Fasilitas kesehatan dan nakes dalam tekanan
Sektor perawatan kesehatan India dinilai tidak dilengkapi dengan baik untuk menghadapi krisis semacam ini, demikian menurut Fitch Solutions, sebuah badan riset data. Pasalnya, India hanya memiliki rata-rata delapan tempat tidur di RS dan delapan dokter per 10.000 orang.
“Inefisiensi yang signifikan, disfungsi dan kekurangan akut sistem pemberian perawatan kesehatan di sektor publik tidak cukup memenuhi kebutuhan populasi yang terus meningkat,” kata badan tersebut.
Mereka juga menunjukkan bahwa infrastruktur kesehatan di negara bagian seperti Maharashtra, Delhi, Tamil Nadu, Punjab dan Karntaka telah kewalahan oleh krisis kesehatan.
Tidak hanya itu, peningkatan eksponensial dalam kasus infeksi juga berarti bahwa perusahaan diagnostik yang melakukan tes virus corona sudah hampir mencapai titik puncak kapasitasnya di banyak kota.
Kelangkaan alat uji dan beban kerja yang besar baik di laboratorium swasta maupun pemerintah telah membuat infrastruktur dan personelnya berada di bawah tekanan berat.
“Hal ini telah mempengaruhi angka penerimaan pasien di rumah sakit juga perawatan tepat waktu yang berkontribusi pada peningkatan kumulatif angka kematian,” kata M C Mishra, mantan pengawas medis dari Institut Ilmu Kedokteran India, kepada DW.
India perluas cakupan vaksinasi
Menurut ahli dan pejabat kesehatan, pergulatan India dengan krisis kesehatan baru ini terjadi akibat turunnya kewaspadaan pada bulan Februari lalu. Saat itu, infeksi virus corona di negara terpadat kedua di dunia itu turun ke titik terendah.
Namun kini, negara dengan jumlah populasi lebih dari 1,3 miliar orang itu telah mencatat sekitar 15,32 juta kasus infeksi Covid-19, kedua tertinggi di dunia setelah Amerika Serikat (AS).
Sementara itu, India secara resmi telah melaporkan sebanyak 180.530 kematian akibat COVID-19. Namun para ahli kesehatan memperingatkan, jumlah kematian resmi itu tidak mencerminkan kenyataan yang sebenarnya.

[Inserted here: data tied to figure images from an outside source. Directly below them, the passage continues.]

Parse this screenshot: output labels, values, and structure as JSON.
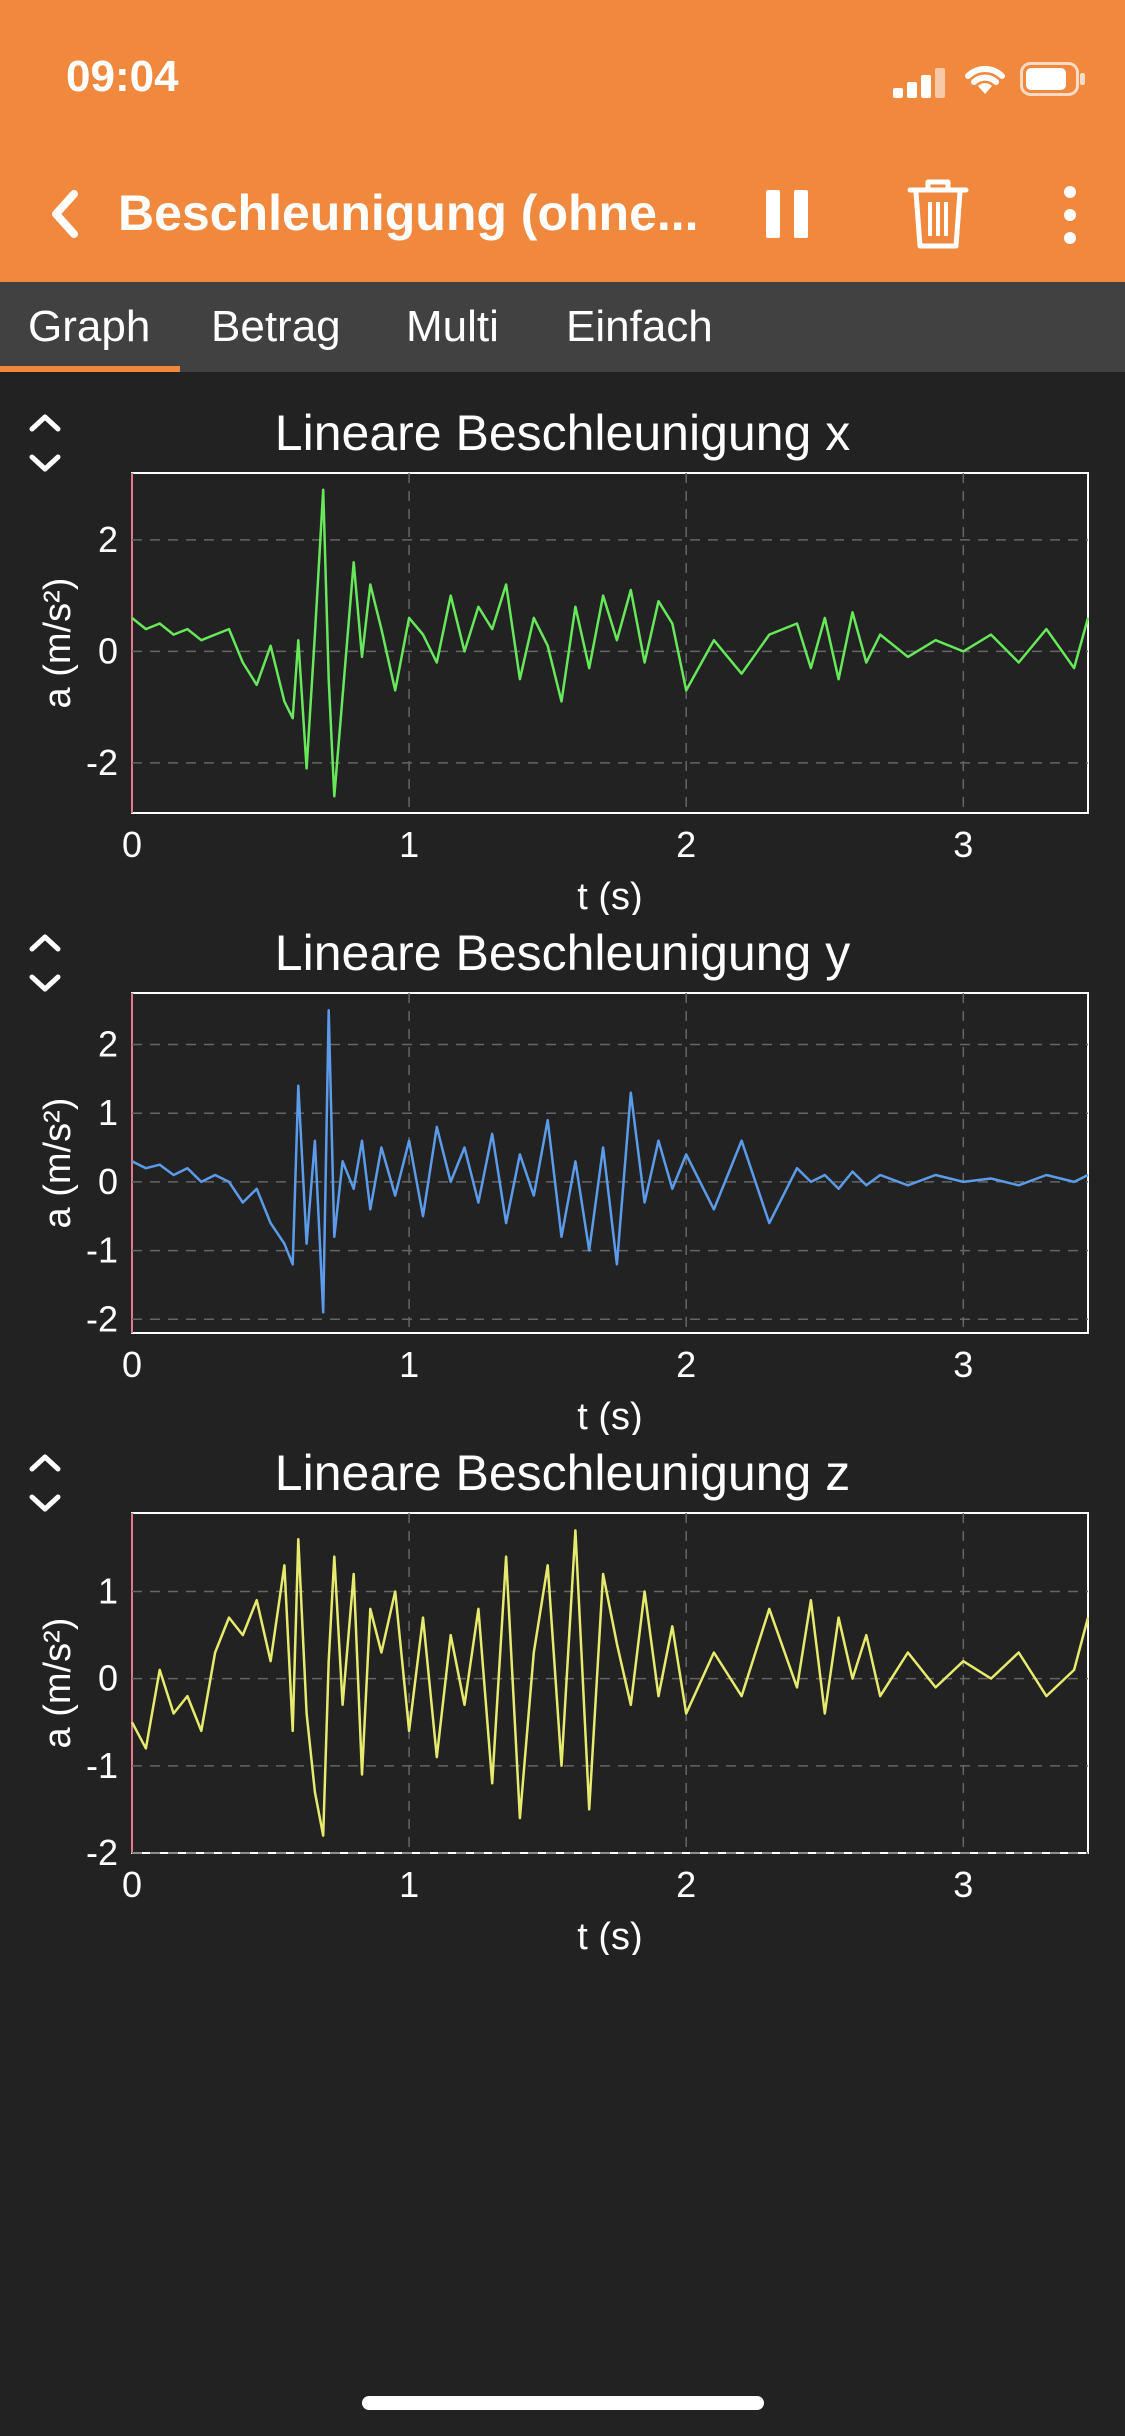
{
  "status": {
    "time": "09:04"
  },
  "header": {
    "title": "Beschleunigung (ohne..."
  },
  "tabs": [
    {
      "label": "Graph",
      "active": true
    },
    {
      "label": "Betrag"
    },
    {
      "label": "Multi"
    },
    {
      "label": "Einfach"
    }
  ],
  "colors": {
    "header": "#F0883E",
    "background": "#222222",
    "tabs": "#414141"
  },
  "chart_data": [
    {
      "type": "line",
      "title": "Lineare Beschleunigung x",
      "xlabel": "t (s)",
      "ylabel": "a (m/s²)",
      "xlim": [
        0,
        3.45
      ],
      "ylim": [
        -2.9,
        3.2
      ],
      "xticks": [
        0,
        1,
        2,
        3
      ],
      "yticks": [
        -2,
        0,
        2
      ],
      "color": "#66E85A",
      "x": [
        0,
        0.05,
        0.1,
        0.15,
        0.2,
        0.25,
        0.3,
        0.35,
        0.4,
        0.45,
        0.5,
        0.55,
        0.58,
        0.6,
        0.63,
        0.66,
        0.69,
        0.71,
        0.73,
        0.76,
        0.8,
        0.83,
        0.86,
        0.9,
        0.95,
        1.0,
        1.05,
        1.1,
        1.15,
        1.2,
        1.25,
        1.3,
        1.35,
        1.4,
        1.45,
        1.5,
        1.55,
        1.6,
        1.65,
        1.7,
        1.75,
        1.8,
        1.85,
        1.9,
        1.95,
        2.0,
        2.1,
        2.2,
        2.3,
        2.4,
        2.45,
        2.5,
        2.55,
        2.6,
        2.65,
        2.7,
        2.8,
        2.9,
        3.0,
        3.1,
        3.2,
        3.3,
        3.4,
        3.45
      ],
      "values": [
        0.6,
        0.4,
        0.5,
        0.3,
        0.4,
        0.2,
        0.3,
        0.4,
        -0.2,
        -0.6,
        0.1,
        -0.9,
        -1.2,
        0.2,
        -2.1,
        0.3,
        2.9,
        -0.5,
        -2.6,
        -0.8,
        1.6,
        -0.1,
        1.2,
        0.4,
        -0.7,
        0.6,
        0.3,
        -0.2,
        1.0,
        0.0,
        0.8,
        0.4,
        1.2,
        -0.5,
        0.6,
        0.1,
        -0.9,
        0.8,
        -0.3,
        1.0,
        0.2,
        1.1,
        -0.2,
        0.9,
        0.5,
        -0.7,
        0.2,
        -0.4,
        0.3,
        0.5,
        -0.3,
        0.6,
        -0.5,
        0.7,
        -0.2,
        0.3,
        -0.1,
        0.2,
        0.0,
        0.3,
        -0.2,
        0.4,
        -0.3,
        0.6
      ]
    },
    {
      "type": "line",
      "title": "Lineare Beschleunigung y",
      "xlabel": "t (s)",
      "ylabel": "a (m/s²)",
      "xlim": [
        0,
        3.45
      ],
      "ylim": [
        -2.2,
        2.75
      ],
      "xticks": [
        0,
        1,
        2,
        3
      ],
      "yticks": [
        -2,
        -1,
        0,
        1,
        2
      ],
      "color": "#5B9BEA",
      "x": [
        0,
        0.05,
        0.1,
        0.15,
        0.2,
        0.25,
        0.3,
        0.35,
        0.4,
        0.45,
        0.5,
        0.55,
        0.58,
        0.6,
        0.63,
        0.66,
        0.69,
        0.71,
        0.73,
        0.76,
        0.8,
        0.83,
        0.86,
        0.9,
        0.95,
        1.0,
        1.05,
        1.1,
        1.15,
        1.2,
        1.25,
        1.3,
        1.35,
        1.4,
        1.45,
        1.5,
        1.55,
        1.6,
        1.65,
        1.7,
        1.75,
        1.8,
        1.85,
        1.9,
        1.95,
        2.0,
        2.1,
        2.2,
        2.3,
        2.4,
        2.45,
        2.5,
        2.55,
        2.6,
        2.65,
        2.7,
        2.8,
        2.9,
        3.0,
        3.1,
        3.2,
        3.3,
        3.4,
        3.45
      ],
      "values": [
        0.3,
        0.2,
        0.25,
        0.1,
        0.2,
        0.0,
        0.1,
        0.0,
        -0.3,
        -0.1,
        -0.6,
        -0.9,
        -1.2,
        1.4,
        -0.9,
        0.6,
        -1.9,
        2.5,
        -0.8,
        0.3,
        -0.1,
        0.6,
        -0.4,
        0.5,
        -0.2,
        0.6,
        -0.5,
        0.8,
        0.0,
        0.5,
        -0.3,
        0.7,
        -0.6,
        0.4,
        -0.2,
        0.9,
        -0.8,
        0.3,
        -1.0,
        0.5,
        -1.2,
        1.3,
        -0.3,
        0.6,
        -0.1,
        0.4,
        -0.4,
        0.6,
        -0.6,
        0.2,
        0.0,
        0.1,
        -0.1,
        0.15,
        -0.05,
        0.1,
        -0.05,
        0.1,
        0.0,
        0.05,
        -0.05,
        0.1,
        0.0,
        0.1
      ]
    },
    {
      "type": "line",
      "title": "Lineare Beschleunigung z",
      "xlabel": "t (s)",
      "ylabel": "a (m/s²)",
      "xlim": [
        0,
        3.45
      ],
      "ylim": [
        -2.0,
        1.9
      ],
      "xticks": [
        0,
        1,
        2,
        3
      ],
      "yticks": [
        -2,
        -1,
        0,
        1
      ],
      "color": "#E6EB6E",
      "x": [
        0,
        0.05,
        0.1,
        0.15,
        0.2,
        0.25,
        0.3,
        0.35,
        0.4,
        0.45,
        0.5,
        0.55,
        0.58,
        0.6,
        0.63,
        0.66,
        0.69,
        0.71,
        0.73,
        0.76,
        0.8,
        0.83,
        0.86,
        0.9,
        0.95,
        1.0,
        1.05,
        1.1,
        1.15,
        1.2,
        1.25,
        1.3,
        1.35,
        1.4,
        1.45,
        1.5,
        1.55,
        1.6,
        1.65,
        1.7,
        1.75,
        1.8,
        1.85,
        1.9,
        1.95,
        2.0,
        2.1,
        2.2,
        2.3,
        2.4,
        2.45,
        2.5,
        2.55,
        2.6,
        2.65,
        2.7,
        2.8,
        2.9,
        3.0,
        3.1,
        3.2,
        3.3,
        3.4,
        3.45
      ],
      "values": [
        -0.5,
        -0.8,
        0.1,
        -0.4,
        -0.2,
        -0.6,
        0.3,
        0.7,
        0.5,
        0.9,
        0.2,
        1.3,
        -0.6,
        1.6,
        -0.4,
        -1.3,
        -1.8,
        0.2,
        1.4,
        -0.3,
        1.2,
        -1.1,
        0.8,
        0.3,
        1.0,
        -0.6,
        0.7,
        -0.9,
        0.5,
        -0.3,
        0.8,
        -1.2,
        1.4,
        -1.6,
        0.3,
        1.3,
        -1.0,
        1.7,
        -1.5,
        1.2,
        0.4,
        -0.3,
        1.0,
        -0.2,
        0.6,
        -0.4,
        0.3,
        -0.2,
        0.8,
        -0.1,
        0.9,
        -0.4,
        0.7,
        0.0,
        0.5,
        -0.2,
        0.3,
        -0.1,
        0.2,
        0.0,
        0.3,
        -0.2,
        0.1,
        0.7
      ]
    }
  ]
}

Beberapa kota besar melaporkan, jumlah kremasi dan penguburan dengan protokol COVID-19 jauh lebih banyak dibandingkan jumlah kematian resmi yang tercatat, demikian dilaporkan kantor berita Reuters mengutip pekerja krematorium dan pemakaman serta peninjauan terhadap data pemerintah.
Untuk mengendalikan pandemi, pemerintah federal memutuskan untuk memperluas cakupan vaksinasi. Pemerintah mengumumkan, vaksinasi akan tersedia untuk semua warga negara berusia di atas 18 tahun mulai 1 Mei mendatang.
“India memvaksinasi orang dengan kecepatan rekor dunia dan kami akan melanjutkan ini dengan momentum yang lebih besar,” kata Perdana Menteri India Narendra Modi pada Senin (19/04).